Все когда то кончается, кончилось и это светопреставление. Дрова вывезли на опушку леса. Те, у кого есть транспорт, увезли хлысты в село к своему дому. У кого же транспорта нет, оставили свои дрова у леса, чтобы зимой отбуксировать их в село. Я с семьей тюльки легко вывез к своему дому, начал колоть и складывать их в поленницу. Работа эта доставляет истинное удовольствие. Легкий морозец бодрит. Расколоть березовый чурбан, да еще когда волокна древесины закручены в немыслимый узор, занятие не для слабых телом и духом мужиков. Нужно изо всех сил, широко замахнувшись, вогнать мощный колун в чурбан. Поднатужившись,  высоко над головой поднять колун с чурбаном, ловко перевернуть его в воздухе, на самом излете, и сильно ударить обухом колуна о стоящий торчком другой чурбан. Проделать это необходимо несколько раз, пока чурбан с треском разваливается на две половинки. И только после этого можно громко крякнуть, ухнуть, хекнуть, кто как привык. Расколотые поленья некоторые носят в сарай, под навес или складывают под забором в поленницу, а некоторые кидают в кучу, куча растет, поленья сползают с макушки кучи к основанию. Куча дров растет, поленья располагаются вертикально и капли дождя стекают с одного полена на другое по поверхности, а средина кучи остается сухой. Я складываю под навесом в поленницу.

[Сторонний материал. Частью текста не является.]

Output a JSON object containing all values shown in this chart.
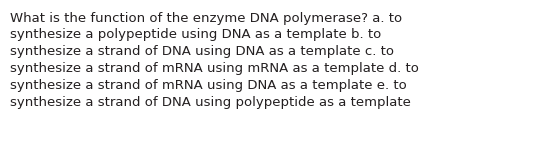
{
  "text": "What is the function of the enzyme DNA polymerase? a. to\nsynthesize a polypeptide using DNA as a template b. to\nsynthesize a strand of DNA using DNA as a template c. to\nsynthesize a strand of mRNA using mRNA as a template d. to\nsynthesize a strand of mRNA using DNA as a template e. to\nsynthesize a strand of DNA using polypeptide as a template",
  "background_color": "#ffffff",
  "text_color": "#231f20",
  "font_size": 9.5,
  "fig_width": 5.58,
  "fig_height": 1.67,
  "dpi": 100
}
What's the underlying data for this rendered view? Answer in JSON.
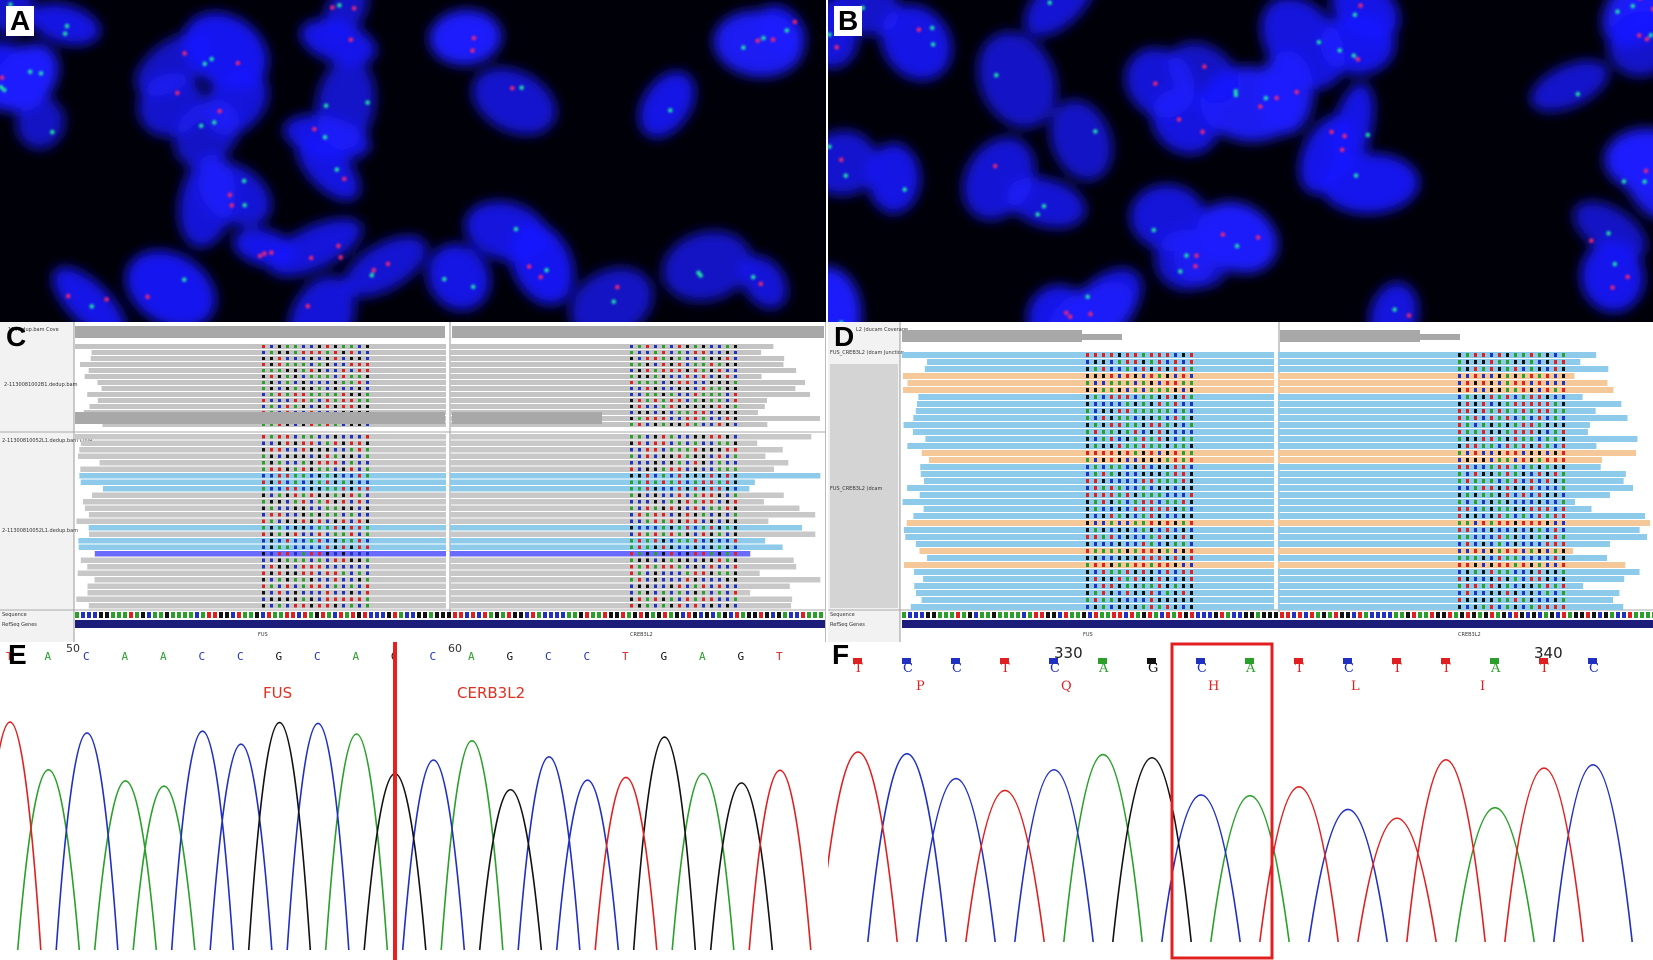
{
  "panels": {
    "A": {
      "label": "A"
    },
    "B": {
      "label": "B"
    },
    "C": {
      "label": "C",
      "track_labels": [
        "11.Redup.bam Cove",
        "2-1130081002B1.dedup.bam",
        "2-11300810052L1.dedup.bam Cove",
        "2-11300810052L1.dedup.bam"
      ],
      "bottom_labels": [
        "Sequence",
        "RefSeq Genes"
      ],
      "gene_left": "FUS",
      "gene_right": "CREB3L2"
    },
    "D": {
      "label": "D",
      "track_labels": [
        "L2 (ducam Coverage",
        "FUS_CREB3L2 (dcam Junction",
        "FUS_CREB3L2 (dcam"
      ],
      "bottom_labels": [
        "Sequence",
        "RefSeq Genes"
      ],
      "gene_left": "FUS",
      "gene_right": "CREB3L2"
    },
    "E": {
      "label": "E",
      "positions": [
        "50",
        "60"
      ],
      "bases": [
        "T",
        "A",
        "C",
        "A",
        "A",
        "C",
        "C",
        "G",
        "C",
        "A",
        "G",
        "C",
        "A",
        "G",
        "C",
        "C",
        "T",
        "G",
        "A",
        "G",
        "T"
      ],
      "gene_left": "FUS",
      "gene_right": "CERB3L2"
    },
    "F": {
      "label": "F",
      "positions": [
        "330",
        "340"
      ],
      "bases": [
        "T",
        "C",
        "C",
        "T",
        "C",
        "A",
        "G",
        "C",
        "A",
        "T",
        "C",
        "T",
        "T",
        "A",
        "T",
        "C"
      ],
      "amino_acids": [
        "P",
        "Q",
        "H",
        "L",
        "I"
      ]
    }
  },
  "colors": {
    "nucleus": "#1a1aff",
    "signal_red": "#ff2a6a",
    "signal_green": "#20f0a0",
    "base_A": "#2aa02a",
    "base_C": "#2030c0",
    "base_G": "#111111",
    "base_T": "#e02020",
    "read_gray": "#c8c8c8",
    "read_blue": "#8ecbea",
    "read_orange": "#f5c89a",
    "highlight_red": "#e02020"
  }
}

    Прошла неделя, выпал обильный снег, укрывший все белым, пушистым саваном, всё преобразилось. Легкий морозец заставляет снег скрипеть под ногами, искриться под лучами солнца. Я решил поехать на место вырубки, посмотреть остались ли брошенные стволы деревьев. Если есть, то хотел попилить их на тюльки и увезти домой.
    Ехал я на маленьком колесном тракторе с кузовом впереди. За мной бежали две мои собаки волчица Малышка и лайка Лайка. Приехал в лес. Лес сказка. Все развороченное гусеницами тракторов варварство присыпано толстым слоем белого снега. Деревья большие и малые склонили вершины от тяжести снежного покрывала. Снег искрился, а там где на него падала тень от деревьев, казался голубоватым. Заглушил трактор, осмотрелся. Брошенного леса много, пилить, не перепилить. Я  смахнул снежную шапку с пня, подложил рукавицы и сел на пенек. Собаки мои повертелись вокруг меня и унеслись в лесную чащу.  Удивительная тишина наступила вокруг. Деревья, покрытые снегом, стояли, и мне казалось,  слушали тишину. Снег искрился, сверкал и переливался. Я залюбовался красотой, слушал тишину, слушал себя, задумался. Думал о том, как мы, живущие на земле, едим и пьём её соки, сами её же Землю, кормилицу и поилицу свою, губим, торопимся урвать от нё чего нибудь поболее. Загадили, изнахратили небольшой участок дивного леса. Много лет будет зарастать и выравниваться лес, если мы не будем ему мешать.
     Чуть раньше я написал, какая удивительная тишина наступила вокруг. Деревья, опушённые белым снегом, казалось, стояли, смотрели на меня и думали. О чем думали деревья сказать трудно, но, думаю, добра от меня они не ждали.
Налюбовавшись лесом и снегом, я поднялся, выбрал брошенное заготовителями бревно, решил, что если я срублю молодую берёзку, то смогу без труда вытащить этот ствол. Достал топор, подошел к молодому деревцу, замахнулся топором, ударить не смог. Мне показалось, что деревья вздрогнули и закричали. Как я услышал этот немой крик, я не знаю. Я взрослый мужик, прошёл за свою жизнь многое. В чудеса и мистику не верю.

   Наверное, грех, который сотворили мы, люди, еще не ушел из этого леса. Горем и бедой было пропитано всё, и деревья и земля и воздух. Рубить и вытаскивать дрова я не стал, кликнул собак, завел трактор и поехал домой. Прошло много лет.  Хорошо помню этот случай. Когда я его кому то рассказываю, вроде хорошо получается. Пробую написать. Понимаю, что своего состояния я выразить не могу. За семьдесят два года не накопил, нет у меня  в запасе слов, или не умею я их составить в предложения так, чтобы проявились чувства и эмоции мои в тот момент.